Brush twice a day and be careful with whitening strips, professor says

April 08, 2010

Dr. Gary D. Hack is an associate professor and director of clinical simulation in the department of endodontics, prosthodontics and operative dentistry at the University of Maryland Dental School. He answered questions about dental care in a live chat on our Picture of Health blog. Here's an edited transcript of some of the questions and answers:

Question: How often should you brush your teeth?

Answer: You should brush at least twice a day and floss at least once a day. If you just had a professional dental cleaning done, plaque would form on your teeth and gums within 24 hours. Plaque is a soft, sticky substance that continually forms on your teeth and gums. Often undetected, plaque attacks the teeth and gums with the acid that it produces from the bacteria in your mouth.

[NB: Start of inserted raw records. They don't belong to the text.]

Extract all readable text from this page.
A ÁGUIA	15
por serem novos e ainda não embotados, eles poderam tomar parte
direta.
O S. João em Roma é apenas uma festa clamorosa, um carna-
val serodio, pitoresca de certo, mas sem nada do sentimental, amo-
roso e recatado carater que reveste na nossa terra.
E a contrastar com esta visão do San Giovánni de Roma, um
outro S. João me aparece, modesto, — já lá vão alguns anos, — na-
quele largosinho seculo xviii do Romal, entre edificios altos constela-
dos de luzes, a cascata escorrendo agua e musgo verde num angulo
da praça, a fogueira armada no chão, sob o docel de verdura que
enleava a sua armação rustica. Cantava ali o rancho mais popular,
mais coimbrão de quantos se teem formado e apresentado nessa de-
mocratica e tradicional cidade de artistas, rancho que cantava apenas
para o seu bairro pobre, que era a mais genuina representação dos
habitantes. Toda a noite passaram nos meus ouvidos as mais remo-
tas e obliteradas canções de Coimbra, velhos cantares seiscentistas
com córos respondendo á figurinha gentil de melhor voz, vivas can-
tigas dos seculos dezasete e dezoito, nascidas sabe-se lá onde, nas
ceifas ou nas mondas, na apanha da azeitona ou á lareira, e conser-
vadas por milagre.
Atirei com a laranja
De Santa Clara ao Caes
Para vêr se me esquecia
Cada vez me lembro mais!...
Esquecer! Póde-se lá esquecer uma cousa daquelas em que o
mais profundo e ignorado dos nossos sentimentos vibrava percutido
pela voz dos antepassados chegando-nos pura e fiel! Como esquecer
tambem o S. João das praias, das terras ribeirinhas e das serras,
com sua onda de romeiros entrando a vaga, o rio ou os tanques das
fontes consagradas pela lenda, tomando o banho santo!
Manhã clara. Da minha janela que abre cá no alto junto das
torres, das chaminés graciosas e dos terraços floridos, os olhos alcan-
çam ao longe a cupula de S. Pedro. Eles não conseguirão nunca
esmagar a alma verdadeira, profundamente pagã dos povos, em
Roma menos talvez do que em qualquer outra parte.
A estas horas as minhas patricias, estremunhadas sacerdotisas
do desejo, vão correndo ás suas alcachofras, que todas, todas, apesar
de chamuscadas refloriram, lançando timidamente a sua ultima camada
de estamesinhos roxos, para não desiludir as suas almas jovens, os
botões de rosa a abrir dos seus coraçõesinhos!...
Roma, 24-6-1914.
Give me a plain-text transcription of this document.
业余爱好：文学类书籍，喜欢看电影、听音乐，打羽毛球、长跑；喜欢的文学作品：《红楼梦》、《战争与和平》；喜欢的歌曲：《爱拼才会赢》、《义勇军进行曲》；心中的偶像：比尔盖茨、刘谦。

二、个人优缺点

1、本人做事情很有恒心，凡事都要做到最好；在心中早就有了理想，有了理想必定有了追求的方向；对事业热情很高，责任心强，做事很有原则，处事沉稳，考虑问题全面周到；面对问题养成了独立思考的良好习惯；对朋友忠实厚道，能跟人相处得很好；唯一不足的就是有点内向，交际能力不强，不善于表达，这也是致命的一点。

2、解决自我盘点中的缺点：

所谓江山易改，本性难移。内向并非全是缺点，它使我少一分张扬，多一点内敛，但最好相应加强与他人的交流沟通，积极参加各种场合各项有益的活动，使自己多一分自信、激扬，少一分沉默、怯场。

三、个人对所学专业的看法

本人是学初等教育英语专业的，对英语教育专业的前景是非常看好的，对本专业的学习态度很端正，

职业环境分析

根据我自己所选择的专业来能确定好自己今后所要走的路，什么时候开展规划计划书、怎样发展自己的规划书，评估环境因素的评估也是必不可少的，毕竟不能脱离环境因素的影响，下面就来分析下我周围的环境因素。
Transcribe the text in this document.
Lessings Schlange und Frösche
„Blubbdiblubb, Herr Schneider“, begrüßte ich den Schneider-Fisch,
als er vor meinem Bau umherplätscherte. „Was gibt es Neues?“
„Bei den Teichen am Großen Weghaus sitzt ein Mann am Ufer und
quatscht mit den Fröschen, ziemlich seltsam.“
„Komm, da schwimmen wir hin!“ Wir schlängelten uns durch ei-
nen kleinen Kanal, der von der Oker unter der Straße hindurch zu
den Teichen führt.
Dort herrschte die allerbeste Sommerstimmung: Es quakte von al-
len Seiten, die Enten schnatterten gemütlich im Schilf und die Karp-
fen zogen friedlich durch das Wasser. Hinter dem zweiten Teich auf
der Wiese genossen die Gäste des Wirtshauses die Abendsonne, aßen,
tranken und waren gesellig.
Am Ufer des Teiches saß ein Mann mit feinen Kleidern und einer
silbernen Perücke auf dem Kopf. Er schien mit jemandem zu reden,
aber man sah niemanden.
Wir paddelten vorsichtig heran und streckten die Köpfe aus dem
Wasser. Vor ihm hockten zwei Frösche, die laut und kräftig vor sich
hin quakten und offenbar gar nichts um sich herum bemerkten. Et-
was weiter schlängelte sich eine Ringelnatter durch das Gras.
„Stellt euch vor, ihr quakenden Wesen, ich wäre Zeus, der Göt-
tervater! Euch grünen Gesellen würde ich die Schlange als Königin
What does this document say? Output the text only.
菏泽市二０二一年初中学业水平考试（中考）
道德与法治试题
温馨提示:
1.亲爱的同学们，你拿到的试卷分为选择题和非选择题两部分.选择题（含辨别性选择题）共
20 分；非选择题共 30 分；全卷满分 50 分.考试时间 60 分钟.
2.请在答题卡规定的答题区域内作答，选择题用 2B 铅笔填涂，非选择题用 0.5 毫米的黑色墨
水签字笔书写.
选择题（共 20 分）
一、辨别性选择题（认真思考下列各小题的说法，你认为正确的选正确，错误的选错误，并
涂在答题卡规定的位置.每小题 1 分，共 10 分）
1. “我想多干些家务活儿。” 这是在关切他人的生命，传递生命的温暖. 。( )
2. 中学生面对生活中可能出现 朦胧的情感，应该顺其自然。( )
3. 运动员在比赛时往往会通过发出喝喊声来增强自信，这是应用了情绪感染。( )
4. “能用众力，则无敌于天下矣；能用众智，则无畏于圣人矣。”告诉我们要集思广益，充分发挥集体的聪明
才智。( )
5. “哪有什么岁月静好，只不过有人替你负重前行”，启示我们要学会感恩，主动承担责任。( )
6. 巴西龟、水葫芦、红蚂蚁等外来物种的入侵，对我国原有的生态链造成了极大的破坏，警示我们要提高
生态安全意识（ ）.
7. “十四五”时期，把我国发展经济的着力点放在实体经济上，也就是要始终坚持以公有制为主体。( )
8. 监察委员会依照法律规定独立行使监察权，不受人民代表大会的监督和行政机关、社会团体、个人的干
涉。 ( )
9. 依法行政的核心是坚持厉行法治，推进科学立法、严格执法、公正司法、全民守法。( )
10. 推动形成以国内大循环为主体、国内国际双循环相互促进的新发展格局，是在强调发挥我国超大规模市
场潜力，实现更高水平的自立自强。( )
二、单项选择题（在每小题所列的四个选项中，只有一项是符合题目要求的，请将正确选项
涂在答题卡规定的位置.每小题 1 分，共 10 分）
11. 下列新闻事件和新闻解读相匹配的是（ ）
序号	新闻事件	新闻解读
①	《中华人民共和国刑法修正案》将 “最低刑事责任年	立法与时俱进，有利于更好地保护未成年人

Q: What causes tooth sensitivity?

A: Dental sensitivity is caused by a loss of the covering of the tooth — enamel and cementum, exposing the underlying dentin which contains thousands of pores. It is the movement of fluid in these pores or tubules that causes sensitivity. This exposure of dentin can be caused by gum disease, or trauma like using a hard-bristled toothbrush.

Q: I have receding gums. Is there anything I can do to prevent it from worsening? I brush and floss daily. Does using whitening strips have a negative effect on the gums?

A: Receding gums may be caused by gum disease and or trauma. Use a soft bristled toothbrush to brush with. Hard brushes can encourage gums to recede. Whitening strips can definitely increase sensitivity and prevent you from brushing adequately, which may lead to further gum disease and recession.

Q: When should a child first go to the dentist? Do you recommend a pediatric dentist?

A: I would definitely recommend a pedodontist as soon as the infant is 6 months old. It is very important to get your infant to a dental specialist early in their development.

Q: Are dental amalgams safe?

A: While questions have arisen about the safety of dental amalgams, the major U.S. and international scientific and health bodies have been satisfied that dental amalgam is a safe, reliable, and effective dental filling. It remains a valued treatment option for dentists and their patients. The ultimate decision about what filling to have placed in your mouth should be detemined in consultation with your dentist.

Q: I have been reading about Bisphenol-A in white dental fillings. Should I be concerned about my health since I have some white fillings?

A: Human exposure to BPA from dental resins is minimal and poses no known health risks, as reported by many scientific studies.